Algumas interpretações sobre os personagens e temas abordados no livro:
Ulisses é um farol, mostra o caminho, é um mentor na vida de Lóri. Ele ensina, mas provoca, é realmente um educador, tenta sempre extrair o melhor dela;
O sucesso do mentor é o crescimento do seu mentorado e uma das principais trocas é o aprendizado que temos com eles;
Lóri está em busca do autoconhecimento e de se encontrar, em busca do prazer;
Lóri é a nossa psique, é o que está mais fundo no nosso inconsciente e que muitas vezes preferimos deixar ela quietinha para não trazer a tona algumas dores, algumas frustrações que podem desestruturar a vida que achamos que é perfeita, mas na verdade é só um fingimento e não a realidade;
Quando ela consegue lidar com a vida e com a morte ela se encontra;
Lóri se transveste (máscara) para chocar, assumimos personas que não mostram quem realmente somos, nos esconde e isso faz com que ela consiga viver na sociedade, não se encontrando com a sua verdadeira essência;
Se vitimiza muito pela história de vida com o pai;
Enquanto ela não se amar, ela não se entrega a si mesma;
Tem um trecho do livro que ela mergulha no mar e esse mergulho faz com que ela se reconecte com a sua essência, ela se purifica e ela começa a sentir e isso ocorre porque a água é o elemento das emoções, da vida, do nascimento;
A importância da solidão para se encontrar, precisamos do silêncio para nos reconectarmos com o nosso eu;
Se desapegar para não fazer doença, sair do papel de mulher maravilha, de perfeita, de desagradar aos outros, essas ações nos adoecem e nos fazem involuir ao invés de evoluir;
Extraordinárias são as pequenas ações da vida (acordar, ver o sol, contemplar a natureza, sorrir, chorar de alegria, dormir);
Dizer “sim” para todas as coisas da vida, boas ou ruins, pois as ruins nos ensinam, nos amadurecem, nos transformam;
Sempre buscar o autoconhecimento e conhecimento da vida;
O movimento da vida nos exige uma escuta fina, genuína;
Para "ser" eu preciso abraçar todas as faces do humano;
Muitas vezes não temos força para suportar a liberdade, temos que ter consciência das escolhas;
O cuidado de si implica no outro;
Em um dos trechos do livro, no final, Lóri traz a seguinte reflexão: “Se eu fosse eu…?”. Ser você mesmo incomoda, então é mais fácil fingir, mas sabemos que uma ilusão, porque a vida nos cobra ser nos mesmos em algum momento da vida;
Temos medo de ser grande o suficiente e de ser melhor ou mais evoluído que os outros, pois gera desconforto;
O livro de Clarice tem muitos finais e inícios de parágrafos que não se concluem, pois terminam com vírgula, reticências ou dois pontos e a leitura que podemos fazer é que ela quer nos mostrar que a vida é um contínuo e está sempre em transformação.

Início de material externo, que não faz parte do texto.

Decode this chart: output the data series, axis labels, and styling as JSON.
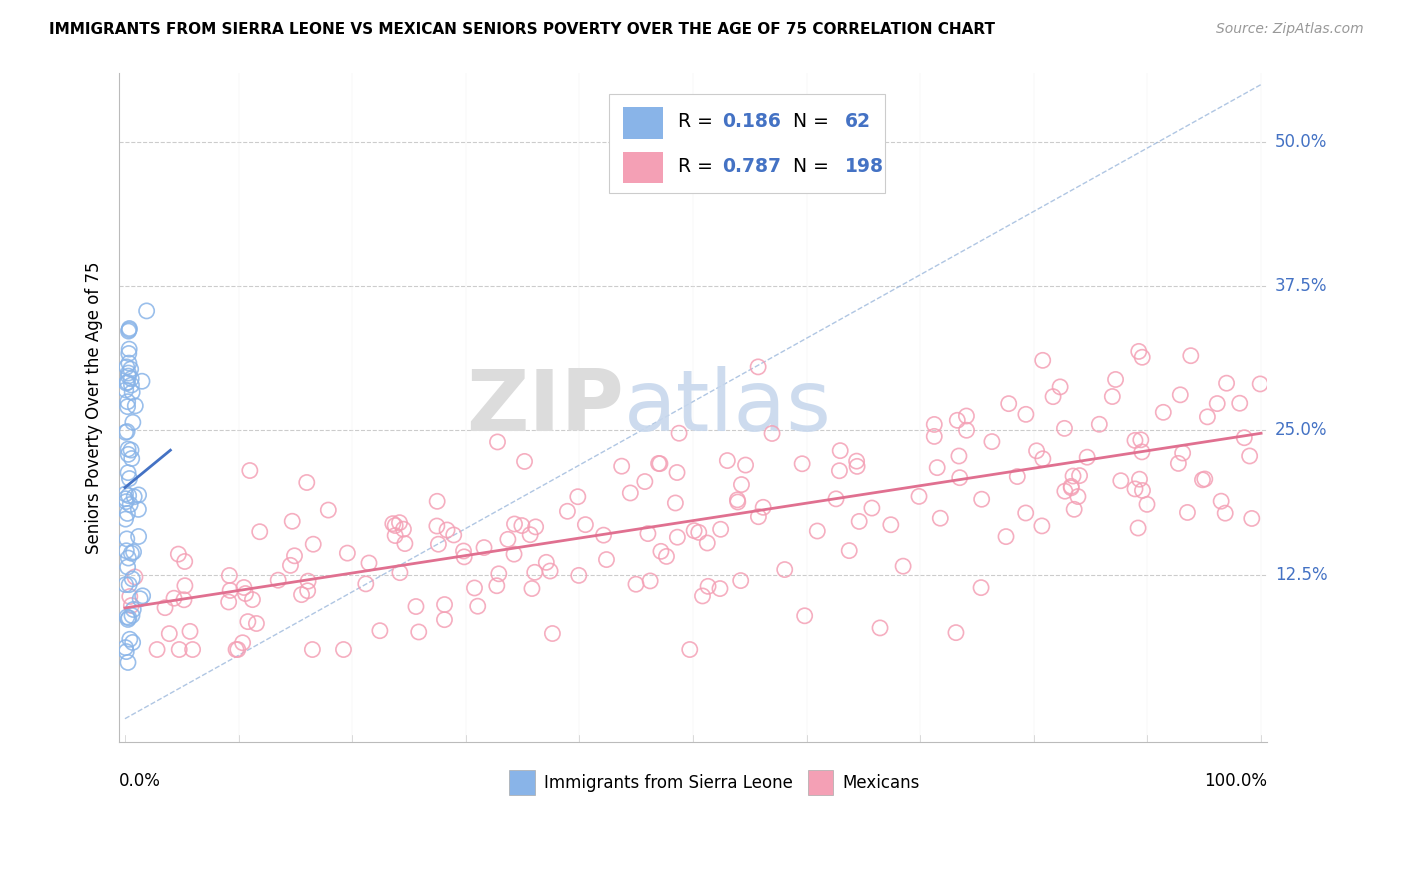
{
  "title": "IMMIGRANTS FROM SIERRA LEONE VS MEXICAN SENIORS POVERTY OVER THE AGE OF 75 CORRELATION CHART",
  "source": "Source: ZipAtlas.com",
  "ylabel": "Seniors Poverty Over the Age of 75",
  "ytick_vals": [
    0.125,
    0.25,
    0.375,
    0.5
  ],
  "ytick_labels": [
    "12.5%",
    "25.0%",
    "37.5%",
    "50.0%"
  ],
  "watermark_zip": "ZIP",
  "watermark_atlas": "atlas",
  "color_sierra": "#89B4E8",
  "color_mexican": "#F4A0B5",
  "color_line_sierra": "#4472C4",
  "color_line_mexican": "#E07090",
  "color_diag": "#9CB8DC",
  "xlim": [
    0.0,
    1.0
  ],
  "ylim_min": -0.02,
  "ylim_max": 0.56,
  "legend_r1": "0.186",
  "legend_n1": "62",
  "legend_r2": "0.787",
  "legend_n2": "198"
}
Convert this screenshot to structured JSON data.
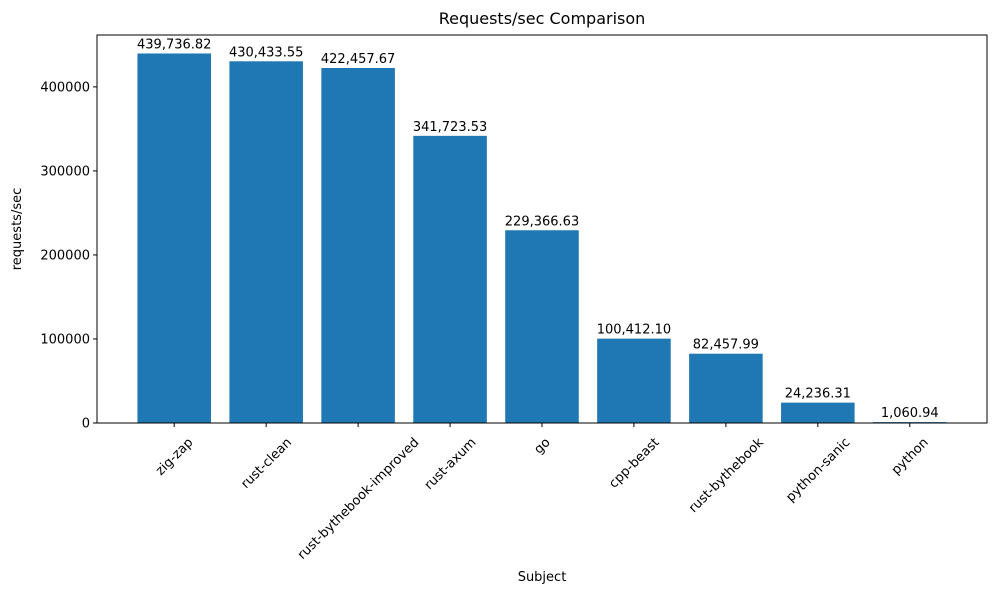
{
  "chart_data": {
    "type": "bar",
    "title": "Requests/sec Comparison",
    "xlabel": "Subject",
    "ylabel": "requests/sec",
    "categories": [
      "zig-zap",
      "rust-clean",
      "rust-bythebook-improved",
      "rust-axum",
      "go",
      "cpp-beast",
      "rust-bythebook",
      "python-sanic",
      "python"
    ],
    "values": [
      439736.82,
      430433.55,
      422457.67,
      341723.53,
      229366.63,
      100412.1,
      82457.99,
      24236.31,
      1060.94
    ],
    "value_labels": [
      "439,736.82",
      "430,433.55",
      "422,457.67",
      "341,723.53",
      "229,366.63",
      "100,412.10",
      "82,457.99",
      "24,236.31",
      "1,060.94"
    ],
    "yticks": [
      0,
      100000,
      200000,
      300000,
      400000
    ],
    "ytick_labels": [
      "0",
      "100000",
      "200000",
      "300000",
      "400000"
    ],
    "ylim": [
      0,
      461724
    ],
    "bar_color": "#1f77b4",
    "axis_color": "#000000",
    "grid": false,
    "legend": null,
    "xtick_rotation": 45,
    "bar_width_fraction": 0.8
  }
}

Em síntese, além das belíssimas reflexões que o livro nos traz, ele não é uma leitura fácil de início, mas no momento em que você se entrega a mesma e vai mergulhando na história dos personagens é apaixonante e não para de ler até descobrir o desfecho da trama.
Reflita por um minuto: quantas coisas você precisa ter coragem para deixar morrer? Padrões que não lhe servem mais, comportamentos, sentimentos, histórias... Por apego, muitas vezes continuamos repetindo situações e atitudes que nos causam dor, mesmo sabendo que elas não fazem mais parte da nossa história. Nesses momentos, é preciso ter a determinação de romper. Você já tem o poder de reaprender pelo amor e não mais pela dor. Permita-se viver nessa nova vibração. O renascer com o amor vai lhe conectar com essa capacidade. Para poder renascer é necessário ter coragem para deixar ir embora o que não lhe serve mais.